A local high school student was suspended after posting to a website created by another student off school grounds. The website was a forum for students to complain about a particular teacher. This student made hyperbolic references to the teacher's death and other offensive comments, and was suspended for one year. Off-campus student-created websites are afforded free speech protection from disciplinary action unless there is evidence of substantial disruption or serious and imminent danger. We are negotiating a potential settlement, but in the meantime, the school district has revised and improved their policies (while not reversing its decision as to our clients).
In anticipation of protests related to the G-8 Summit, Chatham County, Glynn County, the City of Savannah, and the City of Brunswick adopted permit ordinances that restrict a host of free expression activities.
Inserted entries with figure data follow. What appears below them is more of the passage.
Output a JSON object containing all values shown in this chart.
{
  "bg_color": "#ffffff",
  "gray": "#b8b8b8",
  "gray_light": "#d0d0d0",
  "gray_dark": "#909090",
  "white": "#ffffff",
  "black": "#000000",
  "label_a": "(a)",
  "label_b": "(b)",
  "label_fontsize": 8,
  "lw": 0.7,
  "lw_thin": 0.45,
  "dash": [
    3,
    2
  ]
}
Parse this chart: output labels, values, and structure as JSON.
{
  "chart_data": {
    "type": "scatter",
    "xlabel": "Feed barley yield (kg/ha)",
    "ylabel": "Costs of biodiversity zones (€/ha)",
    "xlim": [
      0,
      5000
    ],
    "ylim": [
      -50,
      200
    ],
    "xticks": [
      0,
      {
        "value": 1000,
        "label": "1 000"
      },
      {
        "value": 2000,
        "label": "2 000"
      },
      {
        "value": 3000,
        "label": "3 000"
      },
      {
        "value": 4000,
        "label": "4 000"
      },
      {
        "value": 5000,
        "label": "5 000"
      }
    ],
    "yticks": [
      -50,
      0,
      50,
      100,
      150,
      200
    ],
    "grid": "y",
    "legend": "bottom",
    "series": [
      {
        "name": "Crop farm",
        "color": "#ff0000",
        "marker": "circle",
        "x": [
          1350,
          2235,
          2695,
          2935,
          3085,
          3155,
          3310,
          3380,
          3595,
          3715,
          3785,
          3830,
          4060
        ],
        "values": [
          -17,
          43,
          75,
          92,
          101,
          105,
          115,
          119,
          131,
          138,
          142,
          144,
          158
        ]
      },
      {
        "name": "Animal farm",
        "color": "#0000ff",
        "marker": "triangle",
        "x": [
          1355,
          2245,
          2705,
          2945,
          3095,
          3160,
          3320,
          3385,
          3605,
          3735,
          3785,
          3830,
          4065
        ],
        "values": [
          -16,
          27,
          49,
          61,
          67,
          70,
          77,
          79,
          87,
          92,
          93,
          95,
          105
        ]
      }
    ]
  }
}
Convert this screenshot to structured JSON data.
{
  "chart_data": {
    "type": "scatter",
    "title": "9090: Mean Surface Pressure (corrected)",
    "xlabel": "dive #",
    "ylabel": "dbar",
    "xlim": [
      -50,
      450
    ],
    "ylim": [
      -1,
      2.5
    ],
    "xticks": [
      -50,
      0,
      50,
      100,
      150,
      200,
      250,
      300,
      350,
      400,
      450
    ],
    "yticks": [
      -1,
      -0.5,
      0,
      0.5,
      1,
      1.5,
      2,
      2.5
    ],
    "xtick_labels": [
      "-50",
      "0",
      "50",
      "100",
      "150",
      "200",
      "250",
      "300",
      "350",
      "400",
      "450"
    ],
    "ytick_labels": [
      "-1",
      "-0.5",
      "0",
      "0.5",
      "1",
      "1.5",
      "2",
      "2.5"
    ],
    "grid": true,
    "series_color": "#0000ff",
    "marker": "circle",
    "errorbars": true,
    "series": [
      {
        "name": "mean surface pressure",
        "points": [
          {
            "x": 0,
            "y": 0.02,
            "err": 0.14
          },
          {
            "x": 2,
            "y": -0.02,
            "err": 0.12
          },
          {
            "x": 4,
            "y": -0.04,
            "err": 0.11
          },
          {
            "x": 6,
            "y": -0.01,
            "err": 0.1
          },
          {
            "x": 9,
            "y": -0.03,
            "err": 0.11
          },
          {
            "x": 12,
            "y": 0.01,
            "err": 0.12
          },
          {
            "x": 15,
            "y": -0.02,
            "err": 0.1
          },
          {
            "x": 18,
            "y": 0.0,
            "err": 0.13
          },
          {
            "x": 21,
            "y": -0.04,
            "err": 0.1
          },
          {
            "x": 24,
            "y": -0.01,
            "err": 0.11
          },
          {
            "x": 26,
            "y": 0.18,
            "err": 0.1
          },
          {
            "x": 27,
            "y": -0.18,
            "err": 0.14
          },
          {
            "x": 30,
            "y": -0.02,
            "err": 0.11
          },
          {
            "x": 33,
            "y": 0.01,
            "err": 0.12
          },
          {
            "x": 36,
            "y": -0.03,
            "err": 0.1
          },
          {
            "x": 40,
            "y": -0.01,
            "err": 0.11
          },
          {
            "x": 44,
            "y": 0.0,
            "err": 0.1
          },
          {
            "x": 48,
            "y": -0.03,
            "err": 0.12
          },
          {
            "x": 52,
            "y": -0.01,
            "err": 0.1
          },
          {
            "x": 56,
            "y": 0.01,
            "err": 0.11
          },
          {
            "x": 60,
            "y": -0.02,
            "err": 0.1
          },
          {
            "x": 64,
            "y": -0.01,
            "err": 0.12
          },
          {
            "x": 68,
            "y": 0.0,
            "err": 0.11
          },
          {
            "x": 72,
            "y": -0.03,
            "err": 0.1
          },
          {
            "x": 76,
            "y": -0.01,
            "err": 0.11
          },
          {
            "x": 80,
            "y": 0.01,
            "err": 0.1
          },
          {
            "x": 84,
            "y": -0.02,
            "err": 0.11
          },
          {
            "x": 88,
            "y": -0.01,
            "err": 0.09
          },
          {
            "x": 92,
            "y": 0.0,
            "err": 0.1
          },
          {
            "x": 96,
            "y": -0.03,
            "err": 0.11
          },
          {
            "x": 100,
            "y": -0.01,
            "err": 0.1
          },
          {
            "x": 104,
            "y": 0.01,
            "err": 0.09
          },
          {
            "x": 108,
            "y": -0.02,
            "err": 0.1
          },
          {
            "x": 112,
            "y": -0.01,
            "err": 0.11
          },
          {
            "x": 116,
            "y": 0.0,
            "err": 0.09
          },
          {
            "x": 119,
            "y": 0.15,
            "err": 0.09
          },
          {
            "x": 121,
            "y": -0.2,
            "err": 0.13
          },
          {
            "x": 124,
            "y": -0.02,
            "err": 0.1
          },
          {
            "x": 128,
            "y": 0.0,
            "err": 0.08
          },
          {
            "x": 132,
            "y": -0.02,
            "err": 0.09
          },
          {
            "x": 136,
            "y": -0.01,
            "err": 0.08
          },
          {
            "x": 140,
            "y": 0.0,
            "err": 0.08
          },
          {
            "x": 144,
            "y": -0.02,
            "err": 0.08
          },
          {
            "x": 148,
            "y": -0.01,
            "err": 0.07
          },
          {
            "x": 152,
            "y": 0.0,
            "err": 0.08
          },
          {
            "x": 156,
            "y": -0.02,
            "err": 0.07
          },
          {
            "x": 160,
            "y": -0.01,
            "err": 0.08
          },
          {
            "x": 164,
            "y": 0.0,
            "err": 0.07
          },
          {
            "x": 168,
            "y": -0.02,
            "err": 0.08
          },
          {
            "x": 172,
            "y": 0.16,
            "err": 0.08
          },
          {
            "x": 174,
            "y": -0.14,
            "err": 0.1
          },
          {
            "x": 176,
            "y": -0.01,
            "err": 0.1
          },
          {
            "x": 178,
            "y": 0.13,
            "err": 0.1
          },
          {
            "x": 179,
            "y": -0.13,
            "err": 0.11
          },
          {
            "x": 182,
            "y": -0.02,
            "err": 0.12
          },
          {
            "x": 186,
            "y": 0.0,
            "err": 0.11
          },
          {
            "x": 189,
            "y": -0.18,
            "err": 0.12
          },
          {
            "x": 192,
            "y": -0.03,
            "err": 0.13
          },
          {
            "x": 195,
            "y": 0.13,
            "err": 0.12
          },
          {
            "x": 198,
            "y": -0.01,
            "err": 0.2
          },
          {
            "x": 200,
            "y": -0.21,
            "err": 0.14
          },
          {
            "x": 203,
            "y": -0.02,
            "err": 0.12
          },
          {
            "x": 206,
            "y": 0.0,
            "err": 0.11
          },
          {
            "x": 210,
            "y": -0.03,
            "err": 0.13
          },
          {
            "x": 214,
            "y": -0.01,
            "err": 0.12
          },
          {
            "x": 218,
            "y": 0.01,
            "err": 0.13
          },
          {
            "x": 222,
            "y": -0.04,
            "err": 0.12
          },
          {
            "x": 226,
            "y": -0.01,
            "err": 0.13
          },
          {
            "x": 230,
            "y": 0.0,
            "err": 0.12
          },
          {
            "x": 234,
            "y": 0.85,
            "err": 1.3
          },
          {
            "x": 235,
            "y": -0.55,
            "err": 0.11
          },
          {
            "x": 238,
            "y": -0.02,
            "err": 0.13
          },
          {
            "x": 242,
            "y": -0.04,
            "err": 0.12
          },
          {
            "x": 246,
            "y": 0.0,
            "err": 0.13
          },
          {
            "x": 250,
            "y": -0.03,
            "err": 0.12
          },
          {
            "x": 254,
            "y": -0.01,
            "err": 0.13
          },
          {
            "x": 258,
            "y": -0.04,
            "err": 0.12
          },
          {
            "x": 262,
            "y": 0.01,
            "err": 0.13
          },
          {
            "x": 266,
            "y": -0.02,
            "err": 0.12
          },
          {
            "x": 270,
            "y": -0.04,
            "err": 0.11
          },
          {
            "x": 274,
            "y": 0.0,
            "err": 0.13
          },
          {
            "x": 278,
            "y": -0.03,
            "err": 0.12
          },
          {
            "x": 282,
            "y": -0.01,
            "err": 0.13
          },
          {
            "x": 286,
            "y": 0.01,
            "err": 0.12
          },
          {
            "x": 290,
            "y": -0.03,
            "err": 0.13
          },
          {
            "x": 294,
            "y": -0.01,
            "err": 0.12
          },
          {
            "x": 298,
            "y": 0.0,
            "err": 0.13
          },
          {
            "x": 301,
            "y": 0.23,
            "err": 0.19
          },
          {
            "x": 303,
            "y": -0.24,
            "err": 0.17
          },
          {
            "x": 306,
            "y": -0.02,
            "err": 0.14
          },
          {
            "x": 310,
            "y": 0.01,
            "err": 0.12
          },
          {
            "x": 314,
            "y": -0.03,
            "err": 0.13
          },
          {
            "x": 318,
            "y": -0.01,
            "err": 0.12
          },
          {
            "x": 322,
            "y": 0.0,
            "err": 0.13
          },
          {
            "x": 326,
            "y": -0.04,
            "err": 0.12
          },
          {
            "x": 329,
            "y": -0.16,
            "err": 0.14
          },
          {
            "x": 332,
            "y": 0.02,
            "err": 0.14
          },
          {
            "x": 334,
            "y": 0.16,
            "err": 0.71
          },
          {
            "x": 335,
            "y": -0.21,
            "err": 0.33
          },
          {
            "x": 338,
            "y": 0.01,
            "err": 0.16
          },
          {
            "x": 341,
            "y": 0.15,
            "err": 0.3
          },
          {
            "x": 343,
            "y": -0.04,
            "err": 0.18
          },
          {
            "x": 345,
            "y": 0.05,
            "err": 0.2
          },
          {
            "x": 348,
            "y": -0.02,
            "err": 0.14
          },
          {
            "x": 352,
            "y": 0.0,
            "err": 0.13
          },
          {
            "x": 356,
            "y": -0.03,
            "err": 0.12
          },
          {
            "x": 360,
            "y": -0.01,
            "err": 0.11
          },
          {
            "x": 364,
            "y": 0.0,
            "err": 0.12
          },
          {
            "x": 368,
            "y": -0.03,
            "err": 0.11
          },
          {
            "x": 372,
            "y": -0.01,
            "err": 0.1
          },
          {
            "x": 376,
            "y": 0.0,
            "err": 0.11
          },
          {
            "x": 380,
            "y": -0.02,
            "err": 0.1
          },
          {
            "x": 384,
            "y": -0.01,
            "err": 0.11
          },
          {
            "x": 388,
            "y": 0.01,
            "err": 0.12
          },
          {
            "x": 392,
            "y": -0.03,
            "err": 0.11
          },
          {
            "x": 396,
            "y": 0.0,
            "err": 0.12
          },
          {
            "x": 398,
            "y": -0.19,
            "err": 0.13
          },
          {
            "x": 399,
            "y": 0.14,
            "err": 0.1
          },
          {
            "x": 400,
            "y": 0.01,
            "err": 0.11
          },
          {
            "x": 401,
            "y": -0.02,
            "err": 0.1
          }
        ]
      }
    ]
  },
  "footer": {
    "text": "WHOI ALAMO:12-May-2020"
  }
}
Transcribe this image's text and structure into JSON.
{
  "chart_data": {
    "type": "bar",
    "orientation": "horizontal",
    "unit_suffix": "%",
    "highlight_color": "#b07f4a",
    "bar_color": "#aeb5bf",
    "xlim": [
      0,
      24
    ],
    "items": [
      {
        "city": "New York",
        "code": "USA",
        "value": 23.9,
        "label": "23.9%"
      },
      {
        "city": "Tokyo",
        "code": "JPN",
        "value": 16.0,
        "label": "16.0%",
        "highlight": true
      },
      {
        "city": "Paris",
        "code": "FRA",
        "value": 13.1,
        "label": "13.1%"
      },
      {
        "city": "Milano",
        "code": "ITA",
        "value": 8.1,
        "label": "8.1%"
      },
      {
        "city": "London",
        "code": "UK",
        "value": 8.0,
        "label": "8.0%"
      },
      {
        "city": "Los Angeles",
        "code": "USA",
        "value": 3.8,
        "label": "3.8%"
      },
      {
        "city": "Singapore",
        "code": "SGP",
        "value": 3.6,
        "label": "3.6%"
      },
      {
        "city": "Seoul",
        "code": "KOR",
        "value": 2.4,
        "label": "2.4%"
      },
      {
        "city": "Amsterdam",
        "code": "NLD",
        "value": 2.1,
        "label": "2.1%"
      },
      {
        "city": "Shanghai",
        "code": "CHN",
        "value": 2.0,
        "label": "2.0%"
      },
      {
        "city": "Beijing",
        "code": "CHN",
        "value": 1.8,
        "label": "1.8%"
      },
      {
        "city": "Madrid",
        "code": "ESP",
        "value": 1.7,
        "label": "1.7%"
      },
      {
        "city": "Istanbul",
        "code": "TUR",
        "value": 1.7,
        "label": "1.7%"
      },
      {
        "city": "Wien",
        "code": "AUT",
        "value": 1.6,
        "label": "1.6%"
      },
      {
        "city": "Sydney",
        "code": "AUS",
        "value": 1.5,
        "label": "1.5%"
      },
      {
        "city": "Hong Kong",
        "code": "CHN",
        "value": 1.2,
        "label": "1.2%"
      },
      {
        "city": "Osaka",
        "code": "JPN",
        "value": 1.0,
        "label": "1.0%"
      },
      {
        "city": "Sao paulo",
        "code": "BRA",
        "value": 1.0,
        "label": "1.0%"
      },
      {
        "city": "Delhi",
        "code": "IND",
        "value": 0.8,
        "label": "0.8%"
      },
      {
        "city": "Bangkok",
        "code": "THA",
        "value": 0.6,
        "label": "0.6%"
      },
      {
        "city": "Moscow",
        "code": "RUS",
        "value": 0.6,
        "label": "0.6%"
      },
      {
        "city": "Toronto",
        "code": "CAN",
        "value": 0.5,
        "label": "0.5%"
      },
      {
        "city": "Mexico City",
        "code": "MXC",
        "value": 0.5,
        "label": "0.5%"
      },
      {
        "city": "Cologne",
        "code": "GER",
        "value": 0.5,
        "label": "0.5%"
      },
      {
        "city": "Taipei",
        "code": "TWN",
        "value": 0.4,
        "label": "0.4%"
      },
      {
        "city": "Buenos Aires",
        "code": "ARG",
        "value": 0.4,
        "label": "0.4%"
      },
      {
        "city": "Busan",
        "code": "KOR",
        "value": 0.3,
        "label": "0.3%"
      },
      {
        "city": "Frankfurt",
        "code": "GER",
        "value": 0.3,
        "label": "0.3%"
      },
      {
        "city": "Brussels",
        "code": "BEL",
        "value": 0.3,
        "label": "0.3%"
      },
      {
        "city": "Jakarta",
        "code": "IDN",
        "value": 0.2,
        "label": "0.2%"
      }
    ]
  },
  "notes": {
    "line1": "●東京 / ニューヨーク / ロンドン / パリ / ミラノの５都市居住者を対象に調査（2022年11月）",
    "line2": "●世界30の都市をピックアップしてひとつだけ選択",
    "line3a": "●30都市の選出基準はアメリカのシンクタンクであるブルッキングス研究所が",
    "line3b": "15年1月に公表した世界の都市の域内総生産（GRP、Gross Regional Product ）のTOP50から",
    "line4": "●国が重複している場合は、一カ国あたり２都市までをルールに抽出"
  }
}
The ACLU filed lawsuits that challenged the ordinances. The lawsuit against Glynn County and the City of Brunswick resulted in changes to the ordinances and helped secure protest and march permits for protesters. The lawsuit against the City of Savannah and Chatham County is still pending, but before the G-8, Savannah granted protesters the permits they sought.
The ACLU has challenged Georgia's policy of denying Medicaid coverage for medically necessary abortions. Georgia permits funding for abortions only in cases of rape, incest, and to protect the life of the mother. However, there are many instances where abortion is medically necessary, but does not fall within one of these three categories (sickle cell anemia, epilepsy, schizophrenia, etc). The exclusion of funds for medically necessary abortions violates the protection found in the Georgia Constitution. We are asking Georgia to join thirteen other states that have found that this policy violates their states' constitutions.